Le alternative al carbone vegetale. La "polvere nera" non è il solo mezzo per contrastare i gonfiori e problemi addominali o intestinali, se questo è lo scopo per cui lo si assume. Diverse sono le alternative naturali e non solo, pare tutte ugualmente efficaci. Ad esempio se il problema è come accompagnare il pasto con un companatico che non faccia lievitare anche la pancia, come potrebbe accadere con il pane bianco, si può preferire o il pane azzimo che si ottiene senza lasciare riposare il pane o quello senza glutine, dunque a base di farine di riso o di mais. Per rendere il pane più leggero e digeribile per lo stomaco (indipendentemente dal colore), meglio poi concedersi il tempo di masticare, bene e a lungo il boccone. Perché la prima digestione avviene in bocca, poi nello stomaco e nell’intestino dove sono presenti moltissimi microrganismi, alcuni buoni e altri meno.

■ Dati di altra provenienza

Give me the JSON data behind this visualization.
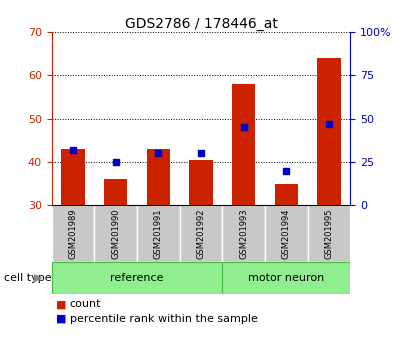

Parte di questi, possono infatti contribuire proprio a far fermentare ciò che si mangia, favorendo la formazione di gas e meteorismo. Dunque una buona indicazione per controllare meglio questi disturbi, proteggendo la mucosa intestinale, è l’integrazione nella dieta di pre e probiotici che contribuiscono a mantenere in salute il microambiente e il microbiota (flora) intestinale, svolgendo un effetto più duraturo nel tempo rispetto al carbone vegetale. Tra i prodotti naturali si può ricorrere invece a una tisana al finocchio o provare con lo zenzero. Resta inteso che la prima buona indicazione è la correzione dello stile di vita, modificando le proprie abitudini se necessario: ovvero mangiando lentamente, introducendo un'adeguata quantità di acqua, praticando regolare attività fisica, evitando il consumo di gomme da masticare che favoriscono l’ingresso di inutile aria, e prevedere una dieta ricca di fibre e verdure.
Il difetto "economico". Il pane nero vegetale è molto caro rispetto al pane bianco: costa quasi il doppio. Lo si può arrivare a pagare anche tra i 6,50 e gli 8.00 euro al chilo contro i 3-4 euro di quello di grano duro.